Now, since we know that an ecuмenical council, canon law, and 60 years worth of universal consistent teaching is necessarily magisterial, it necessarily follows that the supposed council is not a true council of the Church, the canon law is likewise counterfeit and the institution that promulgated it had no authority or protection from error.


Offline Stubborn

  • Supporter
Re: Is the Catholic Magisterium Infallible?
« Reply #59 on: September 22, 2022, 09:55:45 AM »
Quote
Stubborn, wouldn't this be considered the Deposit of Faith?
Well, no. The Deposit of Faith is the body of doctrines which constitute the rule of faith.
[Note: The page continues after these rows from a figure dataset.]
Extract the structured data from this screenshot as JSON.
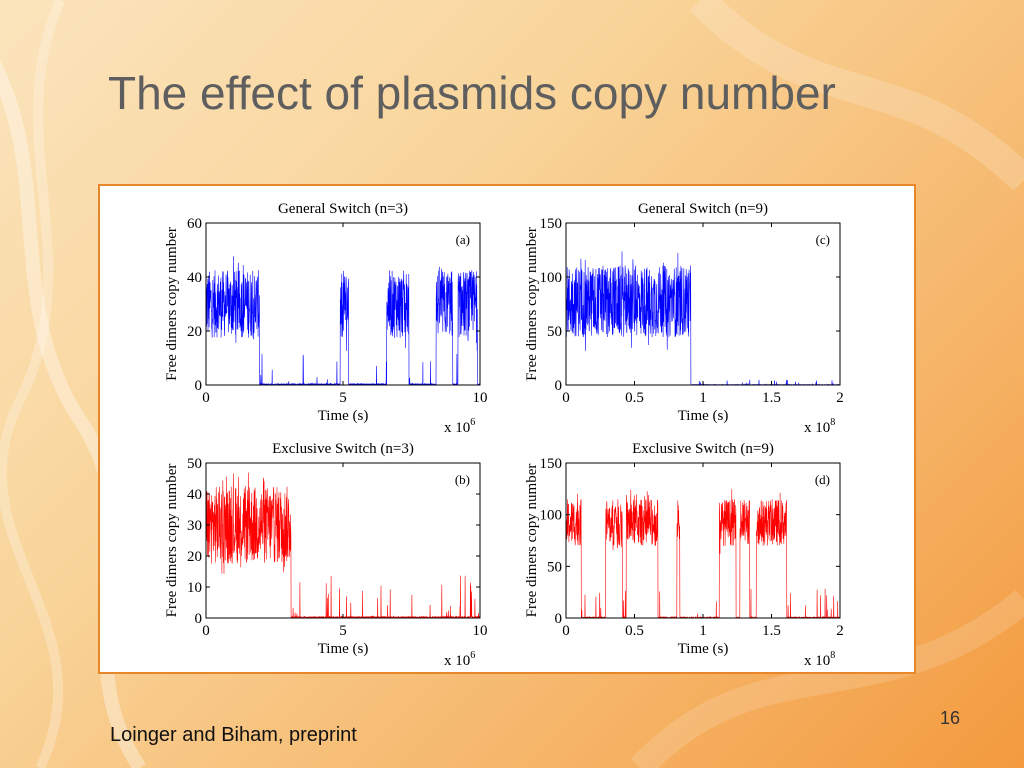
{
  "slide": {
    "title": "The effect of plasmids copy number",
    "footer": "Loinger and Biham, preprint",
    "number": "16",
    "accent_frame_color": "#e8862a"
  },
  "chart_data": [
    {
      "type": "line",
      "id": "a",
      "title": "General Switch (n=3)",
      "letter": "(a)",
      "xlabel": "Time (s)",
      "ylabel": "Free dimers copy number",
      "x_exponent_base": "x 10",
      "x_exponent": "6",
      "xlim": [
        0,
        10
      ],
      "ylim": [
        0,
        60
      ],
      "xticks": [
        "0",
        "5",
        "10"
      ],
      "yticks": [
        "0",
        "20",
        "40",
        "60"
      ],
      "xtick_values": [
        0,
        5,
        10
      ],
      "ytick_values": [
        0,
        20,
        40,
        60
      ],
      "color": "#0000ff",
      "series": [
        {
          "high_intervals": [
            [
              0,
              1.95
            ],
            [
              4.9,
              5.2
            ],
            [
              6.6,
              7.4
            ],
            [
              8.4,
              9.0
            ],
            [
              9.2,
              9.9
            ]
          ],
          "high_mean": 27,
          "high_min": 12,
          "high_max": 48,
          "low_mean": 0.5,
          "low_max": 12
        }
      ]
    },
    {
      "type": "line",
      "id": "c",
      "title": "General Switch (n=9)",
      "letter": "(c)",
      "xlabel": "Time (s)",
      "ylabel": "Free dimers copy number",
      "x_exponent_base": "x 10",
      "x_exponent": "8",
      "xlim": [
        0,
        2
      ],
      "ylim": [
        0,
        150
      ],
      "xticks": [
        "0",
        "0.5",
        "1",
        "1.5",
        "2"
      ],
      "yticks": [
        "0",
        "50",
        "100",
        "150"
      ],
      "xtick_values": [
        0,
        0.5,
        1,
        1.5,
        2
      ],
      "ytick_values": [
        0,
        50,
        100,
        150
      ],
      "color": "#0000ff",
      "series": [
        {
          "high_intervals": [
            [
              0,
              0.91
            ]
          ],
          "high_mean": 82,
          "high_min": 30,
          "high_max": 125,
          "low_mean": 0.5,
          "low_max": 5
        }
      ]
    },
    {
      "type": "line",
      "id": "b",
      "title": "Exclusive Switch (n=3)",
      "letter": "(b)",
      "xlabel": "Time (s)",
      "ylabel": "Free dimers copy number",
      "x_exponent_base": "x 10",
      "x_exponent": "6",
      "xlim": [
        0,
        10
      ],
      "ylim": [
        0,
        50
      ],
      "xticks": [
        "0",
        "5",
        "10"
      ],
      "yticks": [
        "0",
        "10",
        "20",
        "30",
        "40",
        "50"
      ],
      "xtick_values": [
        0,
        5,
        10
      ],
      "ytick_values": [
        0,
        10,
        20,
        30,
        40,
        50
      ],
      "color": "#ff0000",
      "series": [
        {
          "high_intervals": [
            [
              0,
              3.1
            ]
          ],
          "high_mean": 29,
          "high_min": 12,
          "high_max": 48,
          "low_mean": 0.5,
          "low_max": 14
        }
      ]
    },
    {
      "type": "line",
      "id": "d",
      "title": "Exclusive Switch (n=9)",
      "letter": "(d)",
      "xlabel": "Time (s)",
      "ylabel": "Free dimers copy number",
      "x_exponent_base": "x 10",
      "x_exponent": "8",
      "xlim": [
        0,
        2
      ],
      "ylim": [
        0,
        150
      ],
      "xticks": [
        "0",
        "0.5",
        "1",
        "1.5",
        "2"
      ],
      "yticks": [
        "0",
        "50",
        "100",
        "150"
      ],
      "xtick_values": [
        0,
        0.5,
        1,
        1.5,
        2
      ],
      "ytick_values": [
        0,
        50,
        100,
        150
      ],
      "color": "#ff0000",
      "series": [
        {
          "high_intervals": [
            [
              0,
              0.11
            ],
            [
              0.29,
              0.41
            ],
            [
              0.44,
              0.67
            ],
            [
              0.81,
              0.83
            ],
            [
              1.12,
              1.24
            ],
            [
              1.27,
              1.34
            ],
            [
              1.39,
              1.61
            ]
          ],
          "high_mean": 90,
          "high_min": 60,
          "high_max": 125,
          "low_mean": 1,
          "low_max": 30
        }
      ]
    }
  ]
}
Those doctrines are not dormant nor hidden from us, they gotta get to us somehow, and the way they get to us is through the Magisterium i.e. "all that has been handed down as divinely revealed by the ordinary teaching authority of the entire Church spread over the whole world" as PPIX teaches in Tuas Libenter, and also V1.

Popes and bishops are not the ordinary way we lay members of the Church learn our holy faith, popes and bishops are the shepherds who guard and preserve what's already there - which was handed down to them, and they supervise those under them with laws, rules and etc,. Conciliar popes and bishops excluded.



Did any pope or bishop ever teach anyone here about Limbo, or our Guardian Angels, or how to make the sign of the cross, or learn the Hail Mary, or pray the rosary, or how to make a good confession, or etc. etc.? No, of course not - because they are not "the ordinary teaching authority of the entire Church spread over the whole world." Although they do not hold religion classes, this is not to say they don't teach at all, but popes and bishops are not the ordinary way we lay members learn the basic and most necessary tenants our holy religion. It just isn't. 
 
I don't know where trads learn their faith from these days, but I learned my faith, not from any pope or bishop, I learned it first from my parents, then from a variety of sources including nuns, priests, catechisms and other books and teachers. Some choose to go on to higher learning institutions and or seminaries etc. But for me and probably every other Catholic whose ever lived, what I learned was handed down from them to me. The same is to be said for them, and so on all the way back to the time of the Apostles.


This handing down by "the ordinary teaching authority" is the Ordinary Magisterium, "of the entire Church spread over the whole world and which, for this reason, Catholic theologians, with a universal and constant consent, regard as being of the faith" is the Universal Magisterium.